Ironie und Belehrungen
Dass der Finanzminister das ähnlich empfindet, zeigt seine schriftliche Antwort. Auf zwei Seiten geht der FDP-Politiker auf die Vorschläge Habecks ein. Sein Brief ist gespickt mit ironischen Anspielungen. Zunächst schreibt Lindner, er habe mit Erleichterung aufgenommen, dass die Grünen geführten Ministerien das Grundgesetz nicht in Frage stellten. Eine Anspielung auf Habecks Anerkennung der Schuldenbremse.
Dann folgt eine Belehrung in Staatsrecht: Die politischen Vorhaben des Koalitionsvertrages seien verfassungsrechtlich nachrangig gegenüber der Einhaltung des Grundgesetzes. Die dort verankerte Schuldenbremse sei für den Staat zudem ökonomisch weise. Auch Habecks Wunsch nach Beratungen über "Einnahmeverbesserungen" weist Lindner zurück.
Für die FDP-geführten Ministerien dürfe er feststellen, dass Steuererhöhungen oder sonstige Mehrbelastungen ausgeschlossen seien. Geboten dagegen "Ideen, zur Verbesserung der Wettbewerbsfähigkeit Deutschlands". Auch in seiner Grußformel am Schluss geht Lindner ironisch auf Habeck ein. Er grüße "freundlich als Ihr Kollege" - eine Anspielung auf Habecks "Sehr geehrter Kollege".
Die Torte ins eigene Gesicht
Natürlich sind solche Kämpfe im Vorfeld von Haushaltsverhandlungen normal. Es ist nur nicht üblich, dass sich Minister solche Briefe schreiben. So etwas wird üblicherweise der Staatssekretärsebene überlassen.
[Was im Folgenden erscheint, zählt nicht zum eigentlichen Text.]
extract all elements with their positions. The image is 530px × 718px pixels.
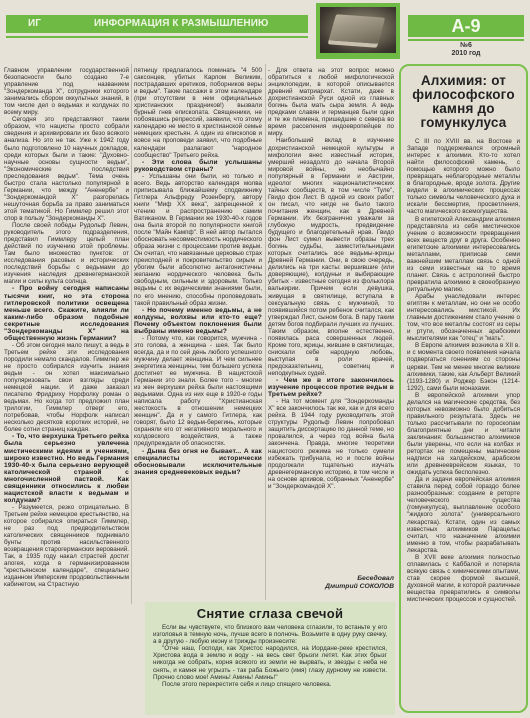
article-column-1: Главном управлении государственной безоп…: [4, 67, 129, 588]
page-number-rule: [408, 39, 524, 41]
article-signature: Беседовал Дмитрий СОКОЛОВ: [268, 575, 394, 591]
interview-question: - Но почему именно ведьмы, а не колдуны,…: [134, 307, 262, 335]
article-column-2: пятницу предлагалось поминать "4 500 сак…: [134, 67, 262, 476]
alchemy-paragraph: В Европе алхимия возникла в XII в. и с м…: [407, 342, 520, 391]
article-paragraph: - Об этом сегодня мало пишут, а ведь в Т…: [4, 342, 129, 434]
interview-question: - Про войну сегодня написаны тысячи книг…: [4, 285, 129, 341]
column-divider: [131, 64, 132, 604]
article-paragraph: Наибольший вклад в изучение дохристианск…: [268, 137, 394, 377]
article-paragraph: - Услышаны они были, но только и всего. …: [134, 173, 262, 307]
column-divider: [265, 64, 266, 600]
header-rule: [6, 36, 308, 38]
candle-box-text: Если вы чувствуете, что близкого вам чел…: [145, 624, 395, 688]
issue-info: №6 2010 год: [408, 42, 524, 58]
interview-question: - Эти слова были услышаны руководством с…: [134, 159, 262, 173]
alchemy-paragraph: С III по XVIII вв. на Востоке и Западе п…: [407, 138, 520, 216]
candle-paragraph: "Отче наш, Господи, как Христос народилс…: [153, 645, 387, 680]
article-paragraph: - Для ответа на этот вопрос можно обрати…: [268, 67, 394, 137]
signature-label: Беседовал: [268, 575, 394, 583]
article-paragraph: пятницу предлагалось поминать "4 500 сак…: [134, 67, 262, 159]
article-paragraph: - Разумеется, резко отрицательно. В Трет…: [4, 504, 129, 589]
newspaper-page: ИГ ИНФОРМАЦИЯ К РАЗМЫШЛЕНИЮ А-9 №6 2010 …: [0, 0, 530, 718]
candle-ritual-box: Снятие сглаза свечой Если вы чувствуете,…: [145, 602, 395, 715]
alchemy-title: Алхимия: от философского камня до гомунк…: [403, 74, 524, 130]
alchemy-paragraph: Арабы унаследовали интерес египтян к мет…: [407, 293, 520, 342]
article-paragraph: После своей победы Рудольф Левин, руково…: [4, 222, 129, 285]
alchemy-paragraph: В египетской Александрии алхимия предста…: [407, 216, 520, 294]
section-header-bar: ИГ ИНФОРМАЦИЯ К РАЗМЫШЛЕНИЮ: [6, 15, 308, 33]
article-column-3: - Для ответа на этот вопрос можно обрати…: [268, 67, 394, 490]
candle-box-title: Снятие сглаза свечой: [145, 606, 395, 621]
issue-year: 2010 год: [408, 50, 524, 58]
header-photo-frame: [316, 3, 400, 59]
interview-question: - Чем же в итоге закончилось изучение пр…: [268, 377, 394, 398]
article-paragraph: Сегодня это представляют таким образом, …: [4, 116, 129, 222]
signature-author: Дмитрий СОКОЛОВ: [268, 583, 394, 591]
book-shape: [329, 14, 385, 43]
candle-paragraph: Если вы чувствуете, что близкого вам чел…: [153, 624, 387, 645]
candle-paragraph: После этого перекрестите себя и лицо спя…: [153, 681, 387, 688]
alchemy-paragraph: Да и задачи европейская алхимия ставила …: [407, 476, 520, 554]
article-paragraph: Главном управлении государственной безоп…: [4, 67, 129, 116]
section-title: ИНФОРМАЦИЯ К РАЗМЫШЛЕНИЮ: [94, 15, 268, 33]
issue-number: №6: [408, 42, 524, 50]
article-paragraph: - На тот момент для "Зондеркоманды Х" вс…: [268, 398, 394, 490]
interview-question: - То, что верхушка Третьего рейха была с…: [4, 433, 129, 503]
alchemy-paragraph: В европейской алхимии упор делался на ма…: [407, 392, 520, 477]
page-number-box: А-9: [408, 15, 524, 37]
article-paragraph: - Потому что, как говорится, мужчина - э…: [134, 335, 262, 448]
interview-question: - Дыма без огня не бывает... А как специ…: [134, 448, 262, 476]
alchemy-sidebar-box: Алхимия: от философского камня до гомунк…: [399, 64, 528, 713]
alchemy-paragraph: В XVII веке алхимия полностью сплавилась…: [407, 554, 520, 603]
alchemy-text: С III по XVIII вв. на Востоке и Западе п…: [401, 138, 526, 603]
book-photo-icon: [320, 7, 396, 53]
publication-tag: ИГ: [28, 15, 41, 33]
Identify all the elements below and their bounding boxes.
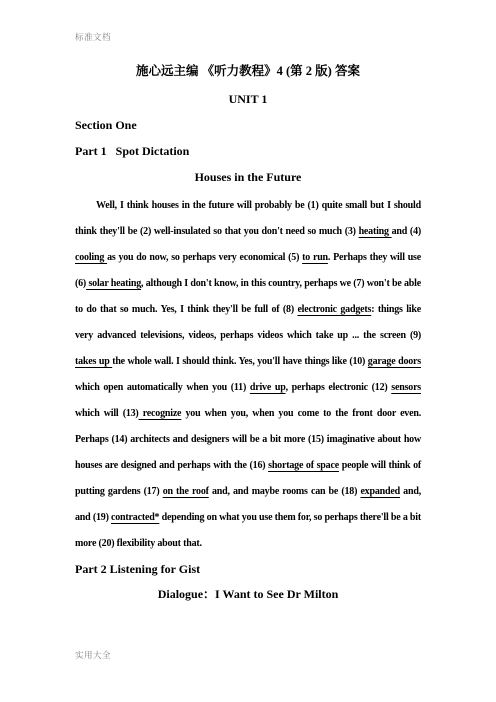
- answer-underlined: electronic gadgets: [297, 304, 371, 315]
- answer-underlined: heating: [359, 226, 392, 237]
- document-content: 施心远主编 《听力教程》4 (第 2 版) 答案 UNIT 1 Section …: [0, 0, 496, 601]
- answer-underlined: on the roof: [163, 486, 209, 497]
- unit-heading: UNIT 1: [75, 92, 421, 106]
- section-heading: Section One: [75, 118, 421, 132]
- answer-underlined: to run: [302, 252, 328, 263]
- answer-underlined: recognize: [139, 408, 182, 419]
- answer-underlined: cooling: [75, 252, 107, 263]
- passage-text: which will (13): [75, 408, 139, 419]
- passage-text: the whole wall. I should think. Yes, you…: [112, 356, 368, 367]
- answer-underlined: contracted*: [111, 512, 159, 523]
- answer-underlined: drive up: [250, 382, 286, 393]
- document-title: 施心远主编 《听力教程》4 (第 2 版) 答案: [75, 64, 421, 79]
- footer-note: 实用大全: [75, 649, 111, 661]
- passage-text: which open automatically when you (11): [75, 382, 250, 393]
- answer-underlined: shortage of space: [268, 460, 339, 471]
- answer-underlined: sensors: [391, 382, 421, 393]
- passage-paragraph: Well, I think houses in the future will …: [75, 193, 421, 557]
- passage-text: as you do now, so perhaps very economica…: [107, 252, 302, 263]
- passage-text: , perhaps electronic (12): [286, 382, 392, 393]
- part1-heading: Part 1 Spot Dictation: [75, 144, 421, 158]
- passage-title: Houses in the Future: [75, 170, 421, 184]
- answer-underlined: solar heating: [86, 278, 141, 289]
- document-page: 标准文档 施心远主编 《听力教程》4 (第 2 版) 答案 UNIT 1 Sec…: [0, 0, 496, 702]
- header-note: 标准文档: [75, 31, 111, 43]
- dialogue-title: Dialogue：I Want to See Dr Milton: [75, 587, 421, 601]
- answer-underlined: takes up: [75, 356, 112, 367]
- answer-underlined: garage doors: [368, 356, 421, 367]
- answer-underlined: expanded: [360, 486, 400, 497]
- passage-text: and, and maybe rooms can be (18): [209, 486, 361, 497]
- part2-heading: Part 2 Listening for Gist: [75, 562, 421, 576]
- passage-text: and (4): [392, 226, 421, 237]
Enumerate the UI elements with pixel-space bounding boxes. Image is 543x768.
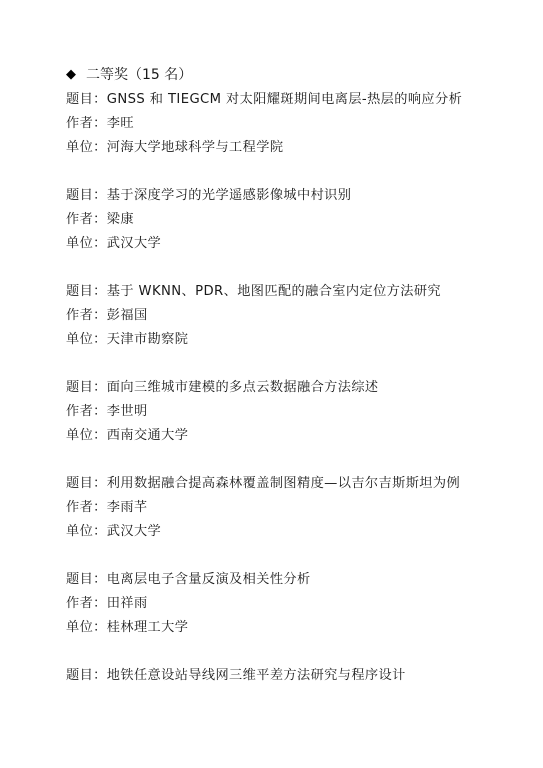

Minister telefonieren eher miteinander.
Der Politikwissenschaftler Thorsten Faas hält das Ganze für einen ungewöhnlichen Vorgang. "Die Briefe über die Öffentlichkeit so zu spielen und einen solchen ironischen Ton anzuschlagen ist nicht üblich", sagt Faas dem ARD-Hauptstadtstudio.
Auch im Haushaltsausschuss des Bundestages scheint man interessiert zugeschaut zu haben: Erklärlich sei der Habeck-Brief nur durch Unerfahrenheit und Missmanagement. Aus Koalitionskreisen heißt es, der Wirtschaftsminister habe gedacht, er könne Lindner unter Druck setzen. Das habe aber nicht funktioniert - und so sei die Torte für Lindner in Habecks Gesicht gelandet.
Auch Unterstützung für Habeck
Aber der grüne Vizekanzler bekommt auch Unterstützung aus der Koalition. Der linke SPD-Abgeordnete Sebastian Roloff sagte dem ARD-Hauptstadtstudio, auch aus Sicht der SPD müssten die Koalitionsvorhaben - insbesondere die sozialpolitischen Themen - wie verabredet umgesetzt werden. "Da verstehe ich, dass der Wirtschaftsminister beim Blick auf die Haushaltseckwerte nicht zufrieden ist."
Lindner dürfe gern an der Einnahmenseite schrauben, wenn er feststelle, dass er Projekte nicht finanziert bekomme: "Sich nur dagegenzustellen ist keine zukunftssichernde Politik."